The research, published in Nature Structural & Molecular Biology, is in its early stages.

“We know that neutralizing the virus can help treat sick people. Likewise, passive immunization is well known,” Dr. Naismith told BioSpace. “The next step is to go to animal trials.”

He anticipates starting those trials this summer with the hope of beginning human trials this winter.

What separates this work from other antibody-based therapies is the use of a special category of antibodies known as nanobodies. These single domain antibodies are only found in llamas, camels, alpacas and cartilaginous fish, such as sharks. At only 12 to 15 kDa, they are much smaller than the 150 kDa antibodies common in humans and other mammals.

“They are small, stable and easy to reproduce and may go places other systems cannot,” Dr. Naismith elaborated. For example, they can enter tissues other antibodies cannot (including the blood-brain barrier), yet offer high specificity, high affinity, and – because of their rapid clearance – low toxicity. Compared to mammalian antibodies, they are more easily expressed in E.coli (which makes manufacturing faster), and can be easily conjugated with markers or enzymes for diagnostics or therapeutics. One nanobody drug – Caplivi (caplacizumab), developed by Ablynx NV – was approved in 2018 by the EMA and 2019 by the FDA for thrombotic thrombocytopenic purpura.

In COVID-19, the SARS-CoV-2 virus’ spike protein binds to the human angiotensin-converting enzymes (ACE2) before entering human cells. In lab tests, each of the two nanobodies the RFI researchers created recognize the same epitope. “That epitope partly overlaps with the ACE2 binding surface,” they wrote, and blocks the spike protein from binding to that enzyme. Therefore, the engineered nanobodies neutralize the spike on the SARS-CoV-2 virus and thus prevent an infection.

Importantly, the researchers found that “the nanobodies bind to the spike protein in a new and different way to other antibodies already discovered,” the Institute commented in announcing the paper’s publication.

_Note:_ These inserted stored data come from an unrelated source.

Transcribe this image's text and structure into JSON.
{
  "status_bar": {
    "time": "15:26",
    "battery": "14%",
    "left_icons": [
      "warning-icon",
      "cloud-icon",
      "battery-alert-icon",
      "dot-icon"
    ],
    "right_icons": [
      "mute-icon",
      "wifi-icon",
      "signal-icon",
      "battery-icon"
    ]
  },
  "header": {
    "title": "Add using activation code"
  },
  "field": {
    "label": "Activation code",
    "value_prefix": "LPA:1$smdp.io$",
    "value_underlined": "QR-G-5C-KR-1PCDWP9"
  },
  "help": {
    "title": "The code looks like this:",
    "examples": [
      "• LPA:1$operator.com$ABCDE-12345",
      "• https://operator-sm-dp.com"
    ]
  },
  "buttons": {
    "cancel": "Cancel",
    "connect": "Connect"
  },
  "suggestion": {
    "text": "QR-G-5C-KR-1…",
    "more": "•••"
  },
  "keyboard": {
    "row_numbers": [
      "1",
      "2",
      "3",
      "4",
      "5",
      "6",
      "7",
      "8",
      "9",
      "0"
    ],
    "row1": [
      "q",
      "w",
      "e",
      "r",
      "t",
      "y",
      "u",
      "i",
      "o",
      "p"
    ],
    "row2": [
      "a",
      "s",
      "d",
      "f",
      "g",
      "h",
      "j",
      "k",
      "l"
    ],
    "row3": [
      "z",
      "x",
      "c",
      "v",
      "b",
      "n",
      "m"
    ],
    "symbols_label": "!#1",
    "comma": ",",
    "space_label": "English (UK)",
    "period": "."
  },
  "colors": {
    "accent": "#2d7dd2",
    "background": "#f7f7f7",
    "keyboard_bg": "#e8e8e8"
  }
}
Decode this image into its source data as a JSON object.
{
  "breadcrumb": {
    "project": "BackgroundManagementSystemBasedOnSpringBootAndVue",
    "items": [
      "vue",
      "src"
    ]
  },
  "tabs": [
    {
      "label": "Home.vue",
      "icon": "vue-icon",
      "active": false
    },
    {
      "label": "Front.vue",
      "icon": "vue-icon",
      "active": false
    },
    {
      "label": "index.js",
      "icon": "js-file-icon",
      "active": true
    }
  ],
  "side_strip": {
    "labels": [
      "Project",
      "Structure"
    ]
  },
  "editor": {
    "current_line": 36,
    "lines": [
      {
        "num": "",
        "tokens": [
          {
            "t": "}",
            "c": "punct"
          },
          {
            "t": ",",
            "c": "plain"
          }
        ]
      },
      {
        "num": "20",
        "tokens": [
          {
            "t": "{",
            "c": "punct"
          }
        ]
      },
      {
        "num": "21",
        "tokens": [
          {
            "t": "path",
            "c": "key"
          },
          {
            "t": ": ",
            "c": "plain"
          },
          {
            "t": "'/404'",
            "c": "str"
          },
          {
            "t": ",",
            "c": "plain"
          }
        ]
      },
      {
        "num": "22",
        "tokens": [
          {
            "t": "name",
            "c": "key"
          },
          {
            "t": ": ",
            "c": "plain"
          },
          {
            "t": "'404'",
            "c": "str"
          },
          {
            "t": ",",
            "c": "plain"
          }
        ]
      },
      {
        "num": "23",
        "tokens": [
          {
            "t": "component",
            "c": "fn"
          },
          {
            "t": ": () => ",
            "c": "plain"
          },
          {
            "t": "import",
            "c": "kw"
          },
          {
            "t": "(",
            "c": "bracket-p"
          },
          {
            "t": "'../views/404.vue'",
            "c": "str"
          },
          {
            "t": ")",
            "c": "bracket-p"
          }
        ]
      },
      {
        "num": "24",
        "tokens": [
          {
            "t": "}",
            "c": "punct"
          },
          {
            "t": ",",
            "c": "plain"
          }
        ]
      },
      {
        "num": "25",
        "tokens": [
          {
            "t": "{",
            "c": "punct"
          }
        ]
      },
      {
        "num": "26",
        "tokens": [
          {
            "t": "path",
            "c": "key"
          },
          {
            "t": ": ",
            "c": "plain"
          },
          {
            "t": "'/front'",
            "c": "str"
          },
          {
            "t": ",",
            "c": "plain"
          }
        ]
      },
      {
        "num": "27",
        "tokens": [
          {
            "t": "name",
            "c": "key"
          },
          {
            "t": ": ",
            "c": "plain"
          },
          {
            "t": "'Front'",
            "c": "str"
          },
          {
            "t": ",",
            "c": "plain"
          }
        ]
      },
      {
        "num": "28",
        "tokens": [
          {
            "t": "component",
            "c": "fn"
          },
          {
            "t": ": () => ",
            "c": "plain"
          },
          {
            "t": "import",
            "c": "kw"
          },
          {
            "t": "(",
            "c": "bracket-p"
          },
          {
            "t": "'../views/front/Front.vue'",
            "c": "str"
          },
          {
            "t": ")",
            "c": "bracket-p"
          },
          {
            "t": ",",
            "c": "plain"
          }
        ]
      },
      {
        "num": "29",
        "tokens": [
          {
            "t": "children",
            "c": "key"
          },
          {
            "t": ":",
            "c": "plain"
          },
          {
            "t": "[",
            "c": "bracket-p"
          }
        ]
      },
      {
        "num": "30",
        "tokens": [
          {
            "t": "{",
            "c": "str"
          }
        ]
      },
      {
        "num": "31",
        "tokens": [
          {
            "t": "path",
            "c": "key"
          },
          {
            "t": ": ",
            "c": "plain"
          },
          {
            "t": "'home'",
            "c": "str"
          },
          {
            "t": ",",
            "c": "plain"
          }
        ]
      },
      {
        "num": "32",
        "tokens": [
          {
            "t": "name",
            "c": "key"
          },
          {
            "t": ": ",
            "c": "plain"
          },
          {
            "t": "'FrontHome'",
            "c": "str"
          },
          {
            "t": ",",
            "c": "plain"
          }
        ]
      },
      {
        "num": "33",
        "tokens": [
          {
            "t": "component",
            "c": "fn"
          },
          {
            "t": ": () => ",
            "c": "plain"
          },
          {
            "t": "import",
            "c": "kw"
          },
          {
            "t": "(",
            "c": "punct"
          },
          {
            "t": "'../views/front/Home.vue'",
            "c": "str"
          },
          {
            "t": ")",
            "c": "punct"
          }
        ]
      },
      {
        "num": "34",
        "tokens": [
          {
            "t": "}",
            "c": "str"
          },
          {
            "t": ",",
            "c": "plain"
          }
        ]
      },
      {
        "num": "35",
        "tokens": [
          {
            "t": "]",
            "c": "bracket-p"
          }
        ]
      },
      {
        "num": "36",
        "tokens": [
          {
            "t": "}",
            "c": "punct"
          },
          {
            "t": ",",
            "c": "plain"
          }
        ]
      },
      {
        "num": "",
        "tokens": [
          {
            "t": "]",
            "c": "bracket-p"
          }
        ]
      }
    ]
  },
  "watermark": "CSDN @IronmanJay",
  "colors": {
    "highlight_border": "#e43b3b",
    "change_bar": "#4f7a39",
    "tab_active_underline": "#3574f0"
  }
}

Specifically, in examining the region of the receptor binding domain (RBD), “We noted that in the nanobodyspike complex, the ‘up’ RBD makes contacts with the nanobody that is bound to ‘down’ RBD… the spike protein can only bind to ACE2 with the RBD in the ‘up’ state.”

This research shows that the H11-H4 nanobody – the strongest of the two nanobodies they created – binds tightly to the RBD, blocks ACE2 binding and neutralizes the virus. The researchers suggest it would bind not only to the RBD conformations in which all the spikes were down, but also to “two down, one up” conformations within the spike, thus extending its potential as a COVID-19 therapy.

“The paper noted 100% neutralization and a small plaque phenotype, which suggests these nanobodies will be very effective,” Dr. Naismith said. If not, or if the virus mutates, there are options, he added.

As background, the researchers explained that the SARS-CoV-2 is structurally different from the SARS-CoV-1 virus. One of the notable differences is the 10- to 20-fold higher binding affinity between the virus spike and ACE2, which makes it much more transmissible.

The lack of conservation of the H11-H4 epitope between the two viruses suggests that variations of SARS-CoV-2 may emerge that retain the ACE2 binding site but that do not recognize H11-H4 or related nanobodies. That fear is somewhat countered by the ability to quickly design and manufacture new nanobodies against the SARS-CoV-2 variants that no longer are neutralized by H11-H4.

Options may include the VHH72 nanobody reported in Cell, which neutralized betacoronaviruses; a human monoclonal antibody that SARS-CoV-2 infection, published in Nature Communications; or the Ty1 llama antibody that blocks receptor action, detailed in a bioRxiv preprint.

Which of these innovations will progress through trials and into commercialization is anybody’s guess but, as Dr. Naismith said, nanobodies seem promising.